I shuddered at the idea of poisoning a high priest. For that sort of crime they were still throwing people off the edge of the mountain.
“You’re wet, Gen,” said the magus, mistaking the cause of my shivers. “Get into some dry clothes and get something to eat. Then if you have the strength, I’d like to get at least partway across the dystopia. The rest of our food is with Ambiades.”
So I ate the last of the jerky. The bread was gone. Sophos filled a cup with river water for me and set it aside until the silt settled. I had once again lost the tie for my hair, so I asked Pol for some string. He offered me two pieces of leather thong, one longer than the other. I tied up the end of my braid with the long one and kept the short one to use later. Then we began to pick our way back across the dystopia, the magus wearing Hamiathes’s Gift around his neck.
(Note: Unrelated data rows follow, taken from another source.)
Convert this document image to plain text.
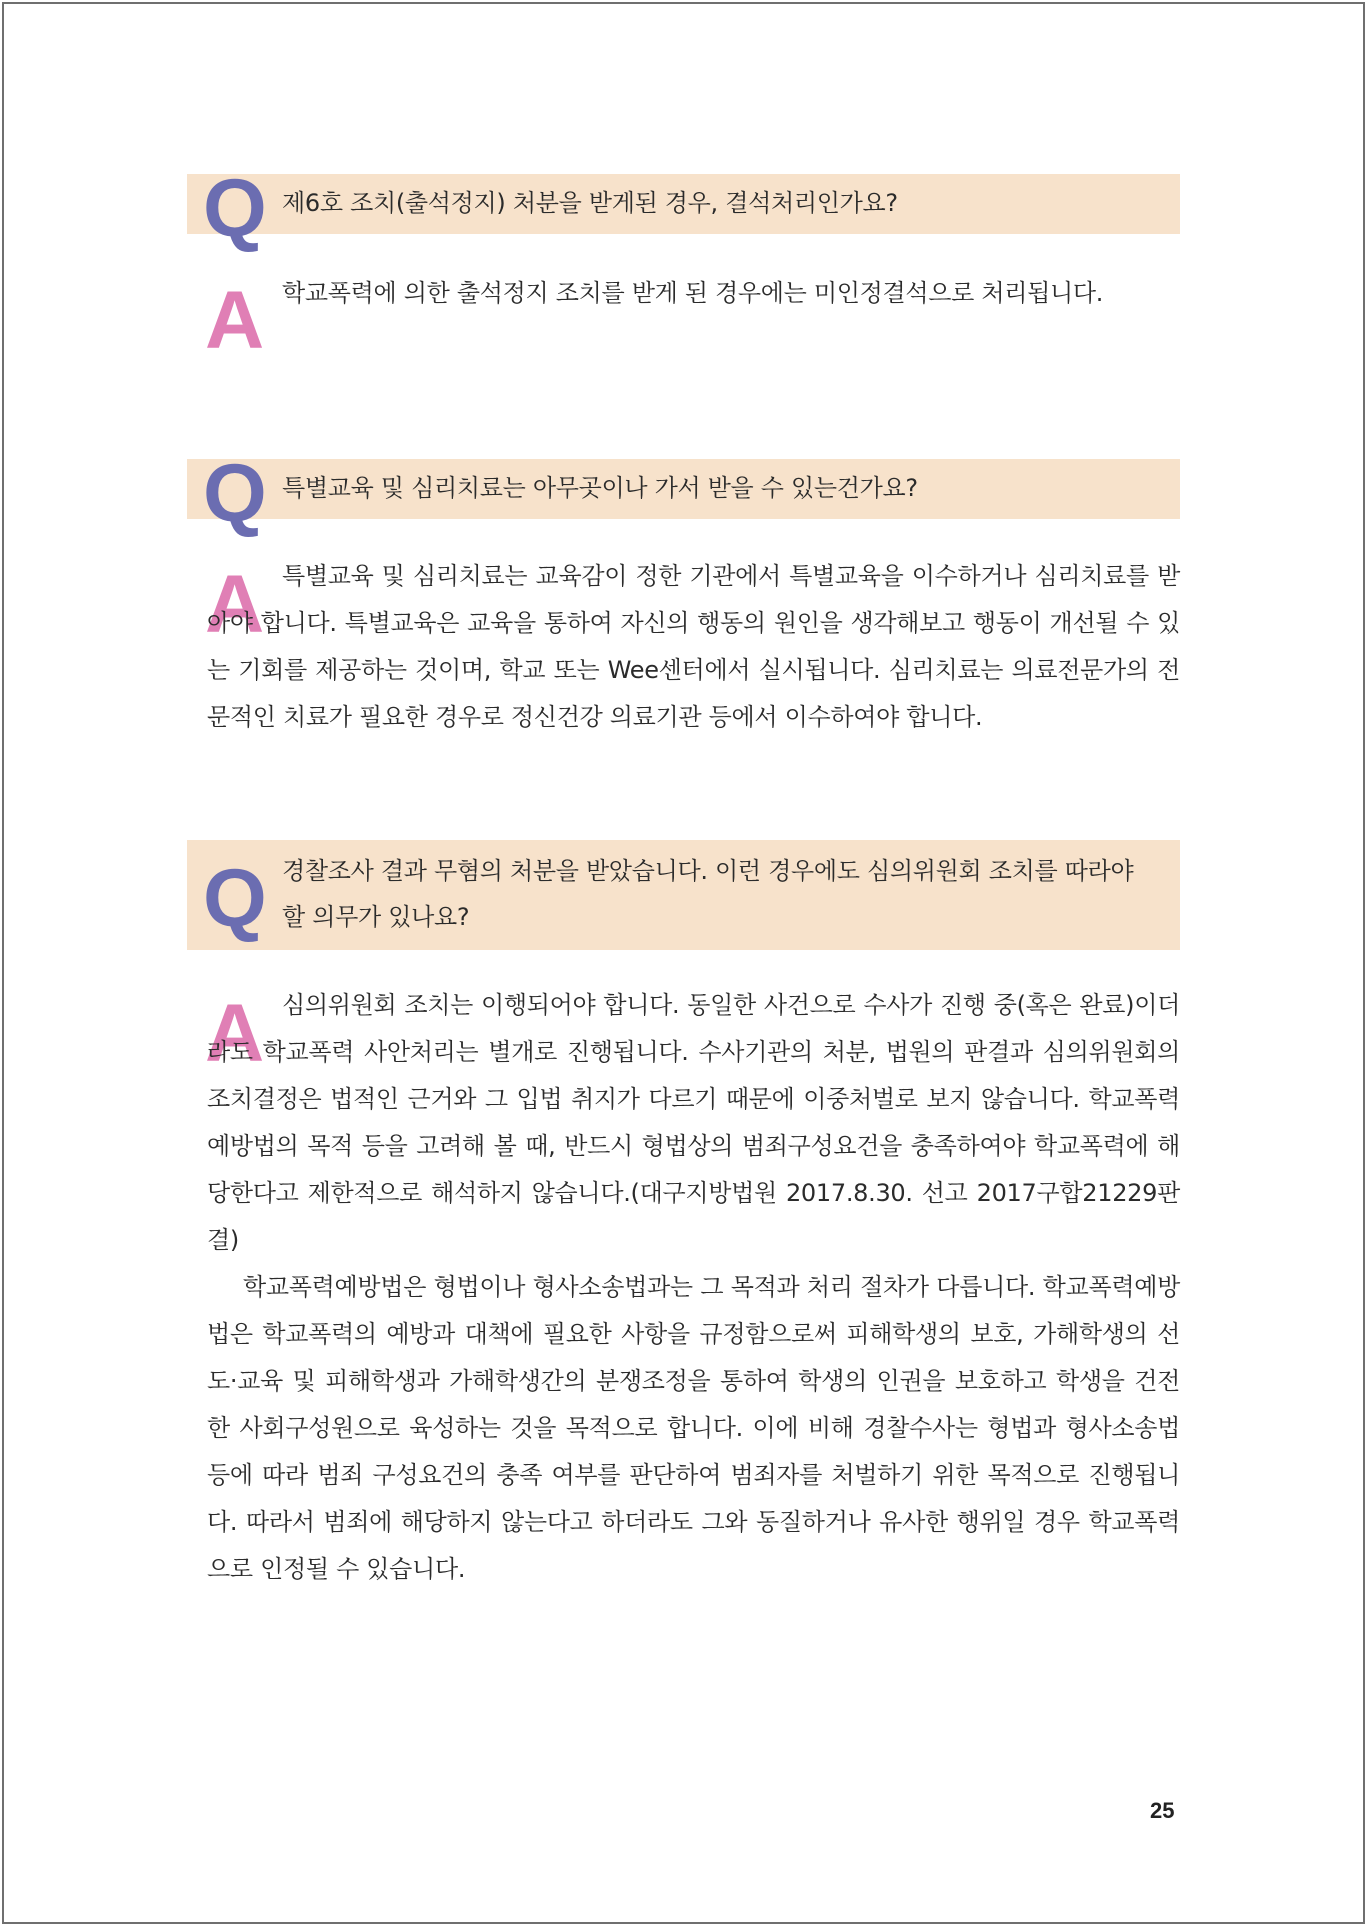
Q 제6호 조치(출석정지) 처분을 받게된 경우, 결석처리인가요?
A 학교폭력에 의한 출석정지 조치를 받게 된 경우에는 미인정결석으로 처리됩니다.

Q 특별교육 및 심리치료는 아무곳이나 가서 받을 수 있는건가요?
A 특별교육 및 심리치료는 교육감이 정한 기관에서 특별교육을 이수하거나 심리치료를 받아야 합니다. 특별교육은 교육을 통하여 자신의 행동의 원인을 생각해보고 행동이 개선될 수 있는 기회를 제공하는 것이며, 학교 또는 Wee센터에서 실시됩니다. 심리치료는 의료전문가의 전문적인 치료가 필요한 경우로 정신건강 의료기관 등에서 이수하여야 합니다.

Q 경찰조사 결과 무혐의 처분을 받았습니다. 이런 경우에도 심의위원회 조치를 따라야 할 의무가 있나요?
A 심의위원회 조치는 이행되어야 합니다. 동일한 사건으로 수사가 진행 중(혹은 완료)이더라도 학교폭력 사안처리는 별개로 진행됩니다. 수사기관의 처분, 법원의 판결과 심의위원회의 조치결정은 법적인 근거와 그 입법 취지가 다르기 때문에 이중처벌로 보지 않습니다. 학교폭력예방법의 목적 등을 고려해 볼 때, 반드시 형법상의 범죄구성요건을 충족하여야 학교폭력에 해당한다고 제한적으로 해석하지 않습니다.(대구지방법원 2017.8.30. 선고 2017구합21229판결)

학교폭력예방법은 형법이나 형사소송법과는 그 목적과 처리 절차가 다릅니다. 학교폭력예방법은 학교폭력의 예방과 대책에 필요한 사항을 규정함으로써 피해학생의 보호, 가해학생의 선도·교육 및 피해학생과 가해학생간의 분쟁조정을 통하여 학생의 인권을 보호하고 학생을 건전한 사회구성원으로 육성하는 것을 목적으로 합니다. 이에 비해 경찰수사는 형법과 형사소송법 등에 따라 범죄 구성요건의 충족 여부를 판단하여 범죄자를 처벌하기 위한 목적으로 진행됩니다. 따라서 범죄에 해당하지 않는다고 하더라도 그와 동질하거나 유사한 행위일 경우 학교폭력으로 인정될 수 있습니다.

25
It had passed out of my hands only a few hours after I had stolen it.
When the sun got hot in the middle of the day, we crawled into the shade of the tilted rocks and slept for a few hours. We reached the edge of the olive trees as the sun was setting, but we were still more than a mile above the campsite where we had left Ambiades. The sky was light as we walked south, but the groves were dark. Through the darkness we saw Ambiades’s fire blazing.
The magus shook his head. “He’ll have the fire watch out from fifty miles away.” He sent Pol ahead to put it out, or at least reduce the blaze, so that when the magus, Sophos, and I got to the clearing, Ambiades was over the first shock of seeing us return alive.
“I thought you were all dead,” he said. He didn’t admit that he’d kept the fire burning bright because he’d been afraid of our ghosts wandering back across the dystopia. While we were gone, he’d eaten most of the food, but the magus spared him any lectures, and we all went to sleep. I didn’t wake to see if anyone was keeping watch over me. I didn’t stir until the sun was up and I heard Ambiades moving around the camp, cleaning up the mess he’d made while we were gone. There was nothing for breakfast.
The magus intended to go down the edge of the Sea of Olives until we reached the nearest town to buy food for ourselves as well as some for the horses. “We’ll take a more direct route home. Now that we have the Gift, the quicker we go the better,” he said.
The horses must have been as happy as I was about the prospect of fresh food. The grazing was poor among the dried-up grasses. We packed up and rode back into the olives until we came to the overgrown maintenance road that turned toward the distant Seperchia. We came to a wide, shallow stream. As our horses stepped into the water, a group of mounted men swung out from behind a patch of dry oak and brambles where they had been hidden. I saw that they had swords in their hands. I didn’t wait to learn anything else.